= Matli Chiefs =

Medieval Kadapa ruling clan

The Matla Chiefs (also spelled Matli) were a family of regional chieftains who ruled parts of the Cuddapah district (modern-day Kadapa) in Andhra Pradesh, India. They held sway primarily over the region of Siddhavatam and were active from at least the early 16th century until the early 19th century. The family's political influence, martial involvement, and local governance are documented through inscriptions and historical accounts.

== Historical background ==

The Matla chiefs ruled over Siddhavatam and surrounding areas including Jammalamadugu, Cuddapah, and parts of Chitveli. Inscriptions and kaifiyats refer to this family under various forms—Matla, Matli, and Metla—and identify them as having a long-standing local presence. Some members of the family assumed the title of Raja, and their territory was occasionally regarded as a semi-independent principality.

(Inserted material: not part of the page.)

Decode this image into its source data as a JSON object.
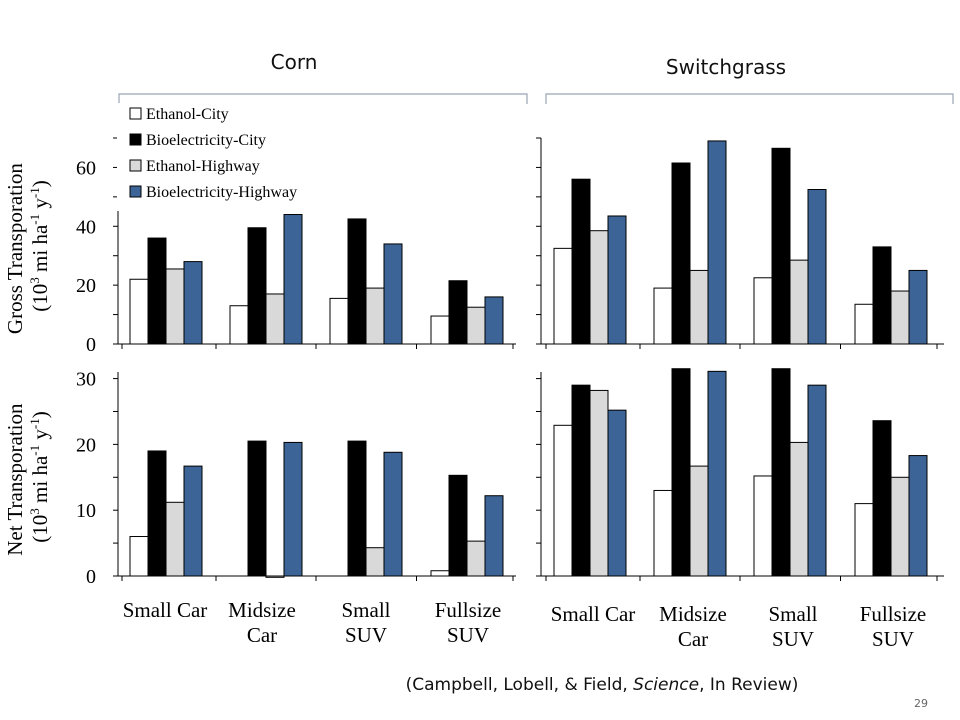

The family is recorded in inscriptions as claiming descent from the Deva-Choda lineage of the Solar race. A prominent member of the lineage, Matli Varadaraju, is described in an inscription at the Varadaraja temple in Kanchipuram as the son of Somaraja and a chief of the Matli family. He was married to Krishnamma, daughter of Emperor Krishnadevaraya, and is referred to by honorifics such as Kaveri-Vallabha, Katikasurahara, and Gajasimha. He is also recorded as a donor to the Vishnu shrine at Tirupati around A.D. 1544.

One of the earliest documented chiefs mentioned in regional kaifiyats is Matla Anantaraju, who held military and administrative authority in Siddhavatam. He is also associated with temple-building and the issuing of land grants. Another notable figure was Tirumalaraju, who is mentioned in epigraphic records related to Penagaluru. He converted that village into an agrahara and gifted it to Brahmins.

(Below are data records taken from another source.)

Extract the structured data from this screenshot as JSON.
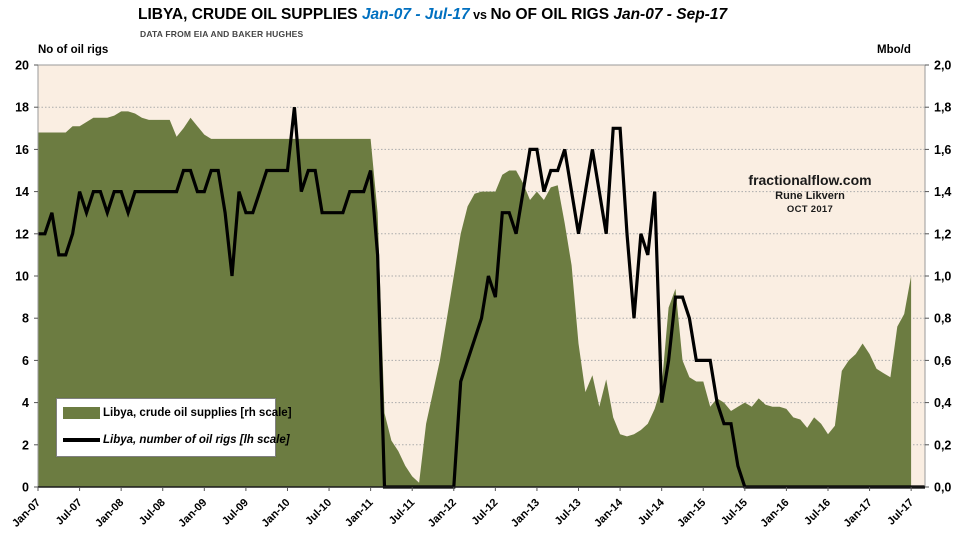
{
  "header": {
    "title_part1": "LIBYA, CRUDE OIL SUPPLIES ",
    "title_range1": "Jan-07 - Jul-17",
    "title_vs": " vs ",
    "title_part2": "No OF OIL RIGS ",
    "title_range2": "Jan-07 - Sep-17",
    "subtitle": "DATA FROM EIA AND BAKER HUGHES"
  },
  "axes": {
    "left_label": "No of  oil rigs",
    "right_label": "Mbo/d",
    "left_ticks": [
      "0",
      "2",
      "4",
      "6",
      "8",
      "10",
      "12",
      "14",
      "16",
      "18",
      "20"
    ],
    "right_ticks": [
      "0,0",
      "0,2",
      "0,4",
      "0,6",
      "0,8",
      "1,0",
      "1,2",
      "1,4",
      "1,6",
      "1,8",
      "2,0"
    ],
    "x_ticks": [
      "Jan-07",
      "Jul-07",
      "Jan-08",
      "Jul-08",
      "Jan-09",
      "Jul-09",
      "Jan-10",
      "Jul-10",
      "Jan-11",
      "Jul-11",
      "Jan-12",
      "Jul-12",
      "Jan-13",
      "Jul-13",
      "Jan-14",
      "Jul-14",
      "Jan-15",
      "Jul-15",
      "Jan-16",
      "Jul-16",
      "Jan-17",
      "Jul-17"
    ]
  },
  "legend": {
    "supplies_label": "Libya, crude oil supplies [rh scale]",
    "rigs_label": "Libya, number of oil rigs [lh scale]"
  },
  "annotation": {
    "site": "fractionalflow.com",
    "author": "Rune Likvern",
    "date": "OCT 2017"
  },
  "colors": {
    "area_green": "#6c7c41",
    "plot_bg": "#faeee2",
    "line_black": "#000000",
    "grid": "#ababab",
    "spine": "#9a9a9a",
    "title_blue": "#0070c0"
  },
  "chart_data": {
    "type": "area+line",
    "title": "LIBYA, CRUDE OIL SUPPLIES Jan-07 - Jul-17 vs No OF OIL RIGS Jan-07 - Sep-17",
    "subtitle": "DATA FROM EIA AND BAKER HUGHES",
    "x_tick_labels": [
      "Jan-07",
      "Jul-07",
      "Jan-08",
      "Jul-08",
      "Jan-09",
      "Jul-09",
      "Jan-10",
      "Jul-10",
      "Jan-11",
      "Jul-11",
      "Jan-12",
      "Jul-12",
      "Jan-13",
      "Jul-13",
      "Jan-14",
      "Jul-14",
      "Jan-15",
      "Jul-15",
      "Jan-16",
      "Jul-16",
      "Jan-17",
      "Jul-17"
    ],
    "months_total": 128,
    "left_axis": {
      "label": "No of  oil rigs",
      "min": 0,
      "max": 20,
      "step": 2
    },
    "right_axis": {
      "label": "Mbo/d",
      "min": 0.0,
      "max": 2.0,
      "step": 0.2
    },
    "legend_position": "bottom-left-inside",
    "grid": "horizontal-dotted",
    "series": [
      {
        "name": "Libya, crude oil supplies [rh scale]",
        "type": "area",
        "axis": "right",
        "unit": "Mbo/d",
        "start": "Jan-07",
        "end": "Jul-17",
        "monthly_values": [
          1.68,
          1.68,
          1.68,
          1.68,
          1.68,
          1.71,
          1.71,
          1.73,
          1.75,
          1.75,
          1.75,
          1.76,
          1.78,
          1.78,
          1.77,
          1.75,
          1.74,
          1.74,
          1.74,
          1.74,
          1.66,
          1.7,
          1.75,
          1.71,
          1.67,
          1.65,
          1.65,
          1.65,
          1.65,
          1.65,
          1.65,
          1.65,
          1.65,
          1.65,
          1.65,
          1.65,
          1.65,
          1.65,
          1.65,
          1.65,
          1.65,
          1.65,
          1.65,
          1.65,
          1.65,
          1.65,
          1.65,
          1.65,
          1.65,
          1.3,
          0.35,
          0.22,
          0.17,
          0.1,
          0.05,
          0.02,
          0.3,
          0.45,
          0.6,
          0.8,
          1.0,
          1.2,
          1.33,
          1.39,
          1.4,
          1.4,
          1.4,
          1.48,
          1.5,
          1.5,
          1.44,
          1.36,
          1.4,
          1.36,
          1.42,
          1.43,
          1.25,
          1.05,
          0.68,
          0.45,
          0.53,
          0.38,
          0.51,
          0.33,
          0.25,
          0.24,
          0.25,
          0.27,
          0.3,
          0.37,
          0.48,
          0.85,
          0.94,
          0.6,
          0.52,
          0.5,
          0.5,
          0.38,
          0.42,
          0.4,
          0.36,
          0.38,
          0.4,
          0.38,
          0.42,
          0.39,
          0.38,
          0.38,
          0.37,
          0.33,
          0.32,
          0.28,
          0.33,
          0.3,
          0.25,
          0.29,
          0.55,
          0.6,
          0.63,
          0.68,
          0.63,
          0.56,
          0.54,
          0.52,
          0.76,
          0.82,
          1.0
        ]
      },
      {
        "name": "Libya, number of oil rigs [lh scale]",
        "type": "line",
        "axis": "left",
        "unit": "rigs",
        "start": "Jan-07",
        "end": "Sep-17",
        "monthly_values": [
          12,
          12,
          13,
          11,
          11,
          12,
          14,
          13,
          14,
          14,
          13,
          14,
          14,
          13,
          14,
          14,
          14,
          14,
          14,
          14,
          14,
          15,
          15,
          14,
          14,
          15,
          15,
          13,
          10,
          14,
          13,
          13,
          14,
          15,
          15,
          15,
          15,
          18,
          14,
          15,
          15,
          13,
          13,
          13,
          13,
          14,
          14,
          14,
          15,
          11,
          0,
          0,
          0,
          0,
          0,
          0,
          0,
          0,
          0,
          0,
          0,
          5,
          6,
          7,
          8,
          10,
          9,
          13,
          13,
          12,
          14,
          16,
          16,
          14,
          15,
          15,
          16,
          14,
          12,
          14,
          16,
          14,
          12,
          17,
          17,
          12,
          8,
          12,
          11,
          14,
          4,
          6,
          9,
          9,
          8,
          6,
          6,
          6,
          4,
          3,
          3,
          1,
          0,
          0,
          0,
          0,
          0,
          0,
          0,
          0,
          0,
          0,
          0,
          0,
          0,
          0,
          0,
          0,
          0,
          0,
          0,
          0,
          0,
          0,
          0,
          0,
          0,
          0,
          0
        ]
      }
    ]
  }
}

== Military role and governance ==

The Matla chiefs were actively involved in the regional politics of the time, participating in campaigns and resisting rival chieftains. They maintained a fort at Siddhavatam, which served as their primary base. According to historical records, the fort eventually came under siege by the British when the region was ceded to them by the Nizam of Hyderabad. The Matla family was among the last to resist British occupation in the area.

== Involvement in Gandikota affairs ==

The Matla chiefs played a role in the political history of Gandikota during the late 16th century. According to historian Yellapragada Sriramamurty, Matli Ellamaraju supported the imperial forces of Venkata II in suppressing a rebellion by Nandela Krishnamaraja at the fort of Gandikota. At the Battle of Jambulamadugu, Ellamaraju fought alongside Pemmasani Timmanayaka against the rebel chieftain, who was ultimately defeated and taken captive. As a reward for their support, the fort of Gandikota and its adjoining territory were granted to Matli Ellamaraju and Pemmasani Timmanayaka.

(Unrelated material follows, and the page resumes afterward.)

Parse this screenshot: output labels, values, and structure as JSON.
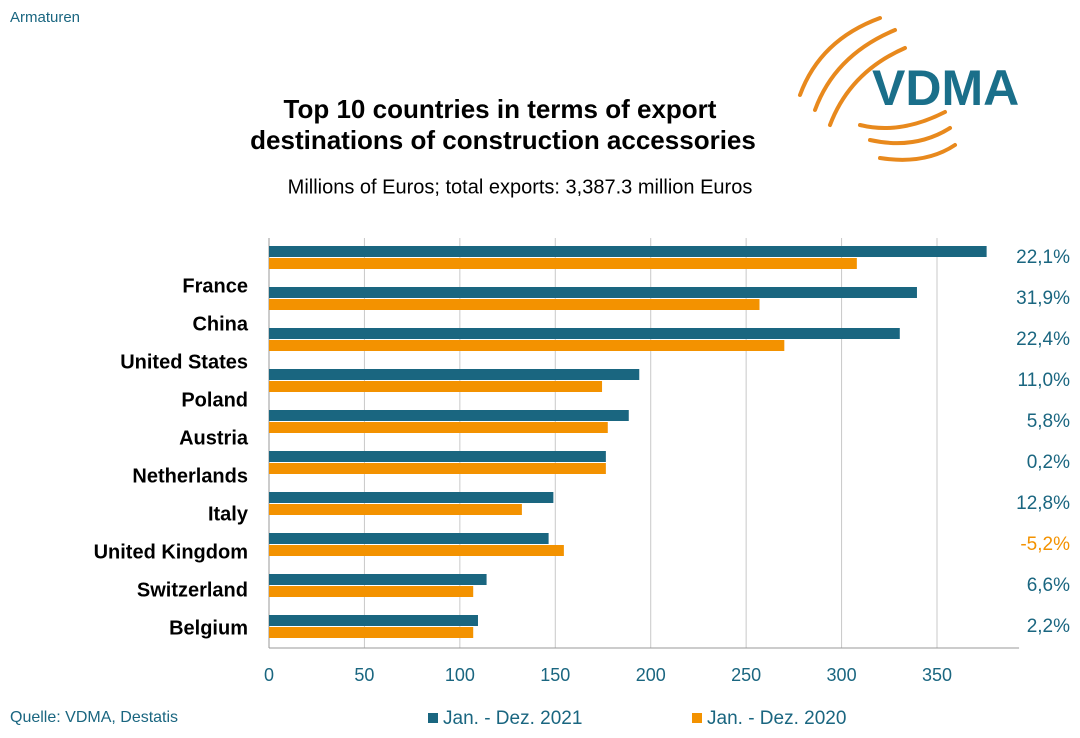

Another chief, Matli Kumara Anantaraja, was involved in a territorial conflict with Pemmasani Timmanayudu, the governor of Gandikota. A peace agreement was reached in which Chilamkuru (Duvvuru Taluk) was established as the boundary between their estates. The land to the east was allotted to Matli Kumara Anantaraja, while the western part was assigned to Pemmasani Timmanayudu.

== Decline ==

With the transfer of Rayalaseema to the British in the early 19th century, the political autonomy of the Matla chiefs declined. The fort at Siddhavatam was captured after a prolonged siege, marking the end of the family's regional rule.

== Legacy ==

The history of the Matla chiefs is preserved in epigraphs, kaifiyats, and colonial-era district records. While their prominence has diminished in modern historical discourse, they played a significant role in the local governance, temple patronage, and socio-political dynamics of Cuddapah district over several centuries.